A love for animals runs in the family

Ashley Wright needs an extra hand – or maybe even two – to count all the veterinarians in her family.

By the most recent tally, there are at least a baker’s dozen, but, Wright says, a cousin or spouse could have easily been missed. Currently in her fourth and final year of Washington State University’s veterinary program, Wright will join the list this spring.

Unlike most of her peers in the class of 2024 and her family members, Wright, now 44 years old, didn’t take the traditional path of graduating with a bachelor’s degree and then jumping straight into veterinary school. 

“I turned 39 in the fall of 2017 when I started actively pursuing my prerequisites for veterinary school, and while I am surprisingly not the oldest in my class, I am one of the oldest in my class,” she said. “But you are only too old to do something when you decide you are too old to do it.”

A family history

In 1958, Ashley’s father, Roy Wright, graduated with a Doctor of Veterinary Medicine degree from WSU, although then the university was known as Washington State College. Within a handful of years, he and three of his brothers – Charles Wright (’59 DVM), Howard Wright (’52 DVM) and Jesse Bone (’50 DVM) – were all practicing veterinarians in the South Puget Sound area. The brothers opened their first clinic in Lakewood, Washington, and would add three more locations over the years.

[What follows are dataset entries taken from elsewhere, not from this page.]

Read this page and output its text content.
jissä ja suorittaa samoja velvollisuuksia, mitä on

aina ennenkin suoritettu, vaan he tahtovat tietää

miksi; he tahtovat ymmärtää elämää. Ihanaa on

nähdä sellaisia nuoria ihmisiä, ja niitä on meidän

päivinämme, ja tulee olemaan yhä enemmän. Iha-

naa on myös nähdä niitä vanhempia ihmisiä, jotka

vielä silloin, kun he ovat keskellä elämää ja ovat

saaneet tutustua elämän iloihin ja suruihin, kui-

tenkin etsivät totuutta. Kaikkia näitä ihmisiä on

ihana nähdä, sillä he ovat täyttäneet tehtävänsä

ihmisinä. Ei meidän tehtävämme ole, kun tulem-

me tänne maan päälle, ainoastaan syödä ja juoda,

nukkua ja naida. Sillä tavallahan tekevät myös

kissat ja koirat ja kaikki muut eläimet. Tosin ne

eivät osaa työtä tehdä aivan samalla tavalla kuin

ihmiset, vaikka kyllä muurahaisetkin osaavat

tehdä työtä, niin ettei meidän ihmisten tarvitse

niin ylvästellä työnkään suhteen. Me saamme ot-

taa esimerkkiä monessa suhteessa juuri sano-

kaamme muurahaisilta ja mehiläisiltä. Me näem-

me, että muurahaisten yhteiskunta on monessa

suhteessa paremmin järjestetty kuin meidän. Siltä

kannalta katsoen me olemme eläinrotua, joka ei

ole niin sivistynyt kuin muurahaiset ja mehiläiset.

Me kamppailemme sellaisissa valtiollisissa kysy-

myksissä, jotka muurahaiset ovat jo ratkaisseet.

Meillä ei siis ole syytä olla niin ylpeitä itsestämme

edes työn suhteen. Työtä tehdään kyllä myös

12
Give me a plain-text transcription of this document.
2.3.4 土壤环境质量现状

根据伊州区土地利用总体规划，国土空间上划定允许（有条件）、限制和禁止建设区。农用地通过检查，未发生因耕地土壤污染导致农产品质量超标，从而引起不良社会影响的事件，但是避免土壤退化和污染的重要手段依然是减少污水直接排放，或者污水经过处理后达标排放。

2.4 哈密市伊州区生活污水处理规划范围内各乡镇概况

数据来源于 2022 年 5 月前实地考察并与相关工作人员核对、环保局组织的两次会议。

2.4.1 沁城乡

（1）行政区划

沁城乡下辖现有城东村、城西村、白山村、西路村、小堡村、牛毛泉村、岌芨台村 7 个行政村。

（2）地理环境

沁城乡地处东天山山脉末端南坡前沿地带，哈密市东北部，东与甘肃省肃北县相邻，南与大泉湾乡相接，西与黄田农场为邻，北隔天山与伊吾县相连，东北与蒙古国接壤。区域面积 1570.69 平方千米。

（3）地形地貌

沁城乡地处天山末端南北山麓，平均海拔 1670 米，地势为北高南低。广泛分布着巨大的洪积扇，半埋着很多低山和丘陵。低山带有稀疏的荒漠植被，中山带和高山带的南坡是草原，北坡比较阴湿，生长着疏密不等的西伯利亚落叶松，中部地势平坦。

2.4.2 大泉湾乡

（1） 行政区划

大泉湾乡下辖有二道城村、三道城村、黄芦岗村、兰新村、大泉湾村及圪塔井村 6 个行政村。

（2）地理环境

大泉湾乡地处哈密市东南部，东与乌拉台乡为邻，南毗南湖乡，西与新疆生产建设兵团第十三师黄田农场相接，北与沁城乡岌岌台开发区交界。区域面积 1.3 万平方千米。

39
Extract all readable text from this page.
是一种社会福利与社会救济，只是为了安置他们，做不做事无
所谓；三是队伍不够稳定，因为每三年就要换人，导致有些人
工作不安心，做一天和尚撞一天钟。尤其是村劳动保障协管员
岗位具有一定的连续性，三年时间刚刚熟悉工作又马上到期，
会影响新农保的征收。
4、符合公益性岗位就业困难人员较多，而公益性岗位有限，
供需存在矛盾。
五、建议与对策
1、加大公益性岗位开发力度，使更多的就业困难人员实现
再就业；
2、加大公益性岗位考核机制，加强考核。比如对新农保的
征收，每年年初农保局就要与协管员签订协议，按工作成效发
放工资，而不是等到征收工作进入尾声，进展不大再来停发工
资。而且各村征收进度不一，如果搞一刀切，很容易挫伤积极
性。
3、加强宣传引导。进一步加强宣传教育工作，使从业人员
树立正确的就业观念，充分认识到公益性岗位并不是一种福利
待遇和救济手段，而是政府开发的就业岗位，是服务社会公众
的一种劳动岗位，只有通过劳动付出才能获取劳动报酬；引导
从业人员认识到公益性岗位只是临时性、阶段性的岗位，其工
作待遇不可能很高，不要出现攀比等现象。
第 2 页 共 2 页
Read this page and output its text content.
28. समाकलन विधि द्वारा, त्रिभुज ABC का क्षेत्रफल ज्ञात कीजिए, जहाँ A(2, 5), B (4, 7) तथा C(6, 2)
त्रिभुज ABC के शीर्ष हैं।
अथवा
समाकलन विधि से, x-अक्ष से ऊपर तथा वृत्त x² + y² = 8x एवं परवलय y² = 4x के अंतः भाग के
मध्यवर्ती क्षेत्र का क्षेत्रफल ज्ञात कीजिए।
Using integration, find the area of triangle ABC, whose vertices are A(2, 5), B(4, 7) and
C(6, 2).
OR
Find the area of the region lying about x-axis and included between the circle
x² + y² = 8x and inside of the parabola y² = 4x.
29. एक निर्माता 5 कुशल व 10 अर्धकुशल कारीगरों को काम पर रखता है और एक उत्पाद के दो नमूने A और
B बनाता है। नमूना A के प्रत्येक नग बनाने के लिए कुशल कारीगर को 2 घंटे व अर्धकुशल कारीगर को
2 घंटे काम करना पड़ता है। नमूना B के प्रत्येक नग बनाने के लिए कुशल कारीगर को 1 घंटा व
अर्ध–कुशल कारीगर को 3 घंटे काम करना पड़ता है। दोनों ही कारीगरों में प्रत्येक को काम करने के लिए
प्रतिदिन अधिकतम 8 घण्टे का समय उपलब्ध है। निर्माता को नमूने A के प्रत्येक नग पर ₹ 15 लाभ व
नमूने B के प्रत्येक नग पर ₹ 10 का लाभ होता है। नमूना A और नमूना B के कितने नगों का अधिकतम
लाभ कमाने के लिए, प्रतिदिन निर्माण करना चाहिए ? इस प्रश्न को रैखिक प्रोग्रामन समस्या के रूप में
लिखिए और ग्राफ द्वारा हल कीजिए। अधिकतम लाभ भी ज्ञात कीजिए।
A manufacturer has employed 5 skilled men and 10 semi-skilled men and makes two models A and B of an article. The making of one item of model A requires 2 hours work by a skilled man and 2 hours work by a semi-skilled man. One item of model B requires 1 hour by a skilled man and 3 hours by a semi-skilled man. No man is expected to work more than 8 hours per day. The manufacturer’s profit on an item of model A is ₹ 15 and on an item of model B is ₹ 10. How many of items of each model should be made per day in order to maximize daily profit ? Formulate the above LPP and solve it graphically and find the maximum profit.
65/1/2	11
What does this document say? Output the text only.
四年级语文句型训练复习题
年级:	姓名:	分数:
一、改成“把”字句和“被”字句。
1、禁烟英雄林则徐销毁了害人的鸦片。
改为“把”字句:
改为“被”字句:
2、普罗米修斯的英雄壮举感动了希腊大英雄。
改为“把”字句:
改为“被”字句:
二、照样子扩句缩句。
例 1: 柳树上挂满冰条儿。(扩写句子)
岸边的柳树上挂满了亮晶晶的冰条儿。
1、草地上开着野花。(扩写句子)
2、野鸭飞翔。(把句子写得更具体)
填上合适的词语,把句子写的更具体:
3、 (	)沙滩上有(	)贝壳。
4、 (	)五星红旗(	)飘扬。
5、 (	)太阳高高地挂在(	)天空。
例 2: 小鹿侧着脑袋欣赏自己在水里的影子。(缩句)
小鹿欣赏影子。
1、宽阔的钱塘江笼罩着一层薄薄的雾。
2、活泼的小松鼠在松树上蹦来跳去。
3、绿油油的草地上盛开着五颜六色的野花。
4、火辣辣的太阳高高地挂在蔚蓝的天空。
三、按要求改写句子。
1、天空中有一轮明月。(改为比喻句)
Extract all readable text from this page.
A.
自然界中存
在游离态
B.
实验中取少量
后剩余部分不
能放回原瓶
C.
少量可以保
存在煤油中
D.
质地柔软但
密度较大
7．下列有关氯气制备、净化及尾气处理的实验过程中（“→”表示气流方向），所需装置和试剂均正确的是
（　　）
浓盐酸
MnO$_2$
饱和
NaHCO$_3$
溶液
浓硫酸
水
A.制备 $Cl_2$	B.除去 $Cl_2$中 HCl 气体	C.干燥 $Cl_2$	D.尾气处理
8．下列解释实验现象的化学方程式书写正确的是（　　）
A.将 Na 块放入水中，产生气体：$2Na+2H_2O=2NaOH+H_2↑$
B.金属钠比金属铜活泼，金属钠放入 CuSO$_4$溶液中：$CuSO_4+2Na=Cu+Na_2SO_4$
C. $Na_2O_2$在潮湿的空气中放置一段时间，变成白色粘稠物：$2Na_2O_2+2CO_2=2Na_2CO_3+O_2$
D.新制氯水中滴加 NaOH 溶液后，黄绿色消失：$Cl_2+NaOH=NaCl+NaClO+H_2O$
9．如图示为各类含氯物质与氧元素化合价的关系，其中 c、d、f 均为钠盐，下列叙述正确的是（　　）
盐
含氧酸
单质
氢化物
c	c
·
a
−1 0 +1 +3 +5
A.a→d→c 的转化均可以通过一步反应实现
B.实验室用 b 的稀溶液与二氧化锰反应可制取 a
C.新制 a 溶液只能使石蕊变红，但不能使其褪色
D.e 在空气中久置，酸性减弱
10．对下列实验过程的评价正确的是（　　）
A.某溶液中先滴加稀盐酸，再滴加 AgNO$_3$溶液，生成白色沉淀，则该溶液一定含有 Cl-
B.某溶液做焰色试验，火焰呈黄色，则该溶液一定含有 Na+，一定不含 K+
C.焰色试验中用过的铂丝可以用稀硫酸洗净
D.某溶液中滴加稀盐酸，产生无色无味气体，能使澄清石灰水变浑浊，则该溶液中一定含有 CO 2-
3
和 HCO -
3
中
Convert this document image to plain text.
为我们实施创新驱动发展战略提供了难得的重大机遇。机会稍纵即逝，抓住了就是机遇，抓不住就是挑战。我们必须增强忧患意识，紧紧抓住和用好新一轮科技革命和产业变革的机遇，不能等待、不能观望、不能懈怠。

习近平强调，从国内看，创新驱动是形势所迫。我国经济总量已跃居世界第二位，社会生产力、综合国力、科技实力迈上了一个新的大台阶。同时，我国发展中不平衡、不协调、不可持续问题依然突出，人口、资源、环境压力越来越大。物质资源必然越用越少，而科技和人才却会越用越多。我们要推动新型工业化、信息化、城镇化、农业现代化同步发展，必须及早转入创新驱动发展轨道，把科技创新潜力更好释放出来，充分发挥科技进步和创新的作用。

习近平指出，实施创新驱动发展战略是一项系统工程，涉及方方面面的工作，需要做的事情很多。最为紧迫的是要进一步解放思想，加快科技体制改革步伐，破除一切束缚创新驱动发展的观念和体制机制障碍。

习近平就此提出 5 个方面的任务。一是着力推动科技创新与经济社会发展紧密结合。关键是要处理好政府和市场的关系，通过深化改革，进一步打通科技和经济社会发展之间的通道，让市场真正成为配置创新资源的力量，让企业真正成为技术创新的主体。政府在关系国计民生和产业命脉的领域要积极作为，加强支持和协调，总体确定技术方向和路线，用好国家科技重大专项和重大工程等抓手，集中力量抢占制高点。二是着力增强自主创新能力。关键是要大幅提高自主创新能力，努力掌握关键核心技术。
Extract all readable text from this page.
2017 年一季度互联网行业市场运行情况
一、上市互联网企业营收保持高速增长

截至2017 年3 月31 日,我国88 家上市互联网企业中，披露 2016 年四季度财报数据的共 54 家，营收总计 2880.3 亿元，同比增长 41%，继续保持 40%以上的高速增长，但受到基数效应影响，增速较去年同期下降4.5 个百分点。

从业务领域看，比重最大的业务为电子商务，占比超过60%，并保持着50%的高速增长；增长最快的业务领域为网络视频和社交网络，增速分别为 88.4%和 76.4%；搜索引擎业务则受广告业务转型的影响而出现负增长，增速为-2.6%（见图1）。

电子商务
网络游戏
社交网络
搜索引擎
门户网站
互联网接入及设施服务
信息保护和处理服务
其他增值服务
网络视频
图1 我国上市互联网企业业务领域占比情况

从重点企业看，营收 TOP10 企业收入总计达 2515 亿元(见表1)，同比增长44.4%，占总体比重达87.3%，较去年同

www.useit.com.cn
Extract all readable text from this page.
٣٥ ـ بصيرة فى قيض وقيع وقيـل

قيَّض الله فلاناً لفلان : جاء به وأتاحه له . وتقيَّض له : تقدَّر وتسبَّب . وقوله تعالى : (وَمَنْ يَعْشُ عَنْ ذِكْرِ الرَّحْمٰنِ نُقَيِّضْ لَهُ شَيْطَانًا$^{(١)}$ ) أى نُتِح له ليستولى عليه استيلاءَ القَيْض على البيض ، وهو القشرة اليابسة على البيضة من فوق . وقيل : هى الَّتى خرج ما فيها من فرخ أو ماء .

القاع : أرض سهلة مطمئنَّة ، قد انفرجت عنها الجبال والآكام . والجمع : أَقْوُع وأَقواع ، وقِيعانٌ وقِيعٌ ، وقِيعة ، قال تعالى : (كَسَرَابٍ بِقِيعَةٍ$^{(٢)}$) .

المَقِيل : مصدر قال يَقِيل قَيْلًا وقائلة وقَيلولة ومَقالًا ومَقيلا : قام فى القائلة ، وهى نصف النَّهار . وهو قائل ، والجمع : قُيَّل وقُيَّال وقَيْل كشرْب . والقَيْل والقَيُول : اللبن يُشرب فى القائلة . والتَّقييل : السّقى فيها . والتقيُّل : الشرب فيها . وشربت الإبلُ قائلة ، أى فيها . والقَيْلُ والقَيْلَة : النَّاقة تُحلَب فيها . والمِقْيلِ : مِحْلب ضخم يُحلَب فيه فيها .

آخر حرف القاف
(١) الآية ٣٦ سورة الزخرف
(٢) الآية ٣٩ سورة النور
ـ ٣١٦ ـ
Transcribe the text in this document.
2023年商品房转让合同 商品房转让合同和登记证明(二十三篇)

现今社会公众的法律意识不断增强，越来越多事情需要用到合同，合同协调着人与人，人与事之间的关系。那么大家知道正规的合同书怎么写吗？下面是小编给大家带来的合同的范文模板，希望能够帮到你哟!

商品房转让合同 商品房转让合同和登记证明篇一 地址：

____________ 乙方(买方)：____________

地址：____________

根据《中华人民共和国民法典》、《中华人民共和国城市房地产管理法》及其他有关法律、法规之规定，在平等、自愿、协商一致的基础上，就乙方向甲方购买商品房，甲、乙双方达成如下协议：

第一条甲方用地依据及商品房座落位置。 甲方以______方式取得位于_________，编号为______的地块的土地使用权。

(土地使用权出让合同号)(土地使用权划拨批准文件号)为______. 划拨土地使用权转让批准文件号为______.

The list only expanded from there, as Ashley’s cousins ventured into the profession. None of her three older siblings went into veterinary medicine; however, she seemed destined to follow in her father’s footsteps.

“I grew up in the vet clinic, and I fully expected to go straight through college and straight into vet school – that had been my plan from the time I was about 4 years old,” she said.

Straying from her path

That clear path, though, took a turn when Ashley’s mother unexpectedly died.

“I was 14 when she died. To be honest, that kind of derailed my life in a lot of ways,” Ashley said. “It took me a long time to find my feet. If I had gone straight to veterinary school after high school, I would have graduated about 20 years ago, give or take.” 

Instead, Ashley struggled for more than a decade to find her calling as she pursued a career in criminal justice, completed a degree in biblical studies and attended seminary school.

Veterinary medicine, however, was in her blood, and in 2011, still unsure of her future, Ashley took over the management of her father’s clinic.

“I was working 60 hours a week and loving what I was doing,” Ashley said. “In the back of my mind, I was really wishing I’d gone to vet school years ago like I should have. But at this point, it seemed impossible.”

In 2016, her father’s clinic was destroyed in a fire. Rather than rebuilding, Roy decided it was time to retire. Now out of a job, Ashley decided to return to school – this time to become a veterinarian.

Ashley enrolled in Olympic College to complete a handful of prerequisites she lacked. She excelled in the classes and applied to begin veterinary school in 2018. Unfortunately, her first application was rejected.

“To be honest,” she said, “it felt devastating.”

Advisors at WSU suggested she enroll in additional courses to improve her resume. She took the advice and reapplied, this time successfully.

“Thankfully, I got in, and my dad was ecstatic. He has been so supportive of me – I couldn’t have done this without him,” Ashley said.

For the love of veterinary medicine

When Ashley graduates in May, she hopes to find a position at a mixed animal clinic where she can gain experience with both small and agricultural animals. Eventually, she plans to take over the last of her family’s clinics, currently run by her cousin Dr. Robert Wright (’84 DVM).

Ashley hopes her journey can serve as an inspiration for others.

“You need to believe that your dreams are possible,” she said. “My journey was not a straight road, but it made me into the person I am today, and I wouldn’t trade a single moment of it. All of the ups and downs made me a better person today so that I can be a better vet for my clients and my patients.”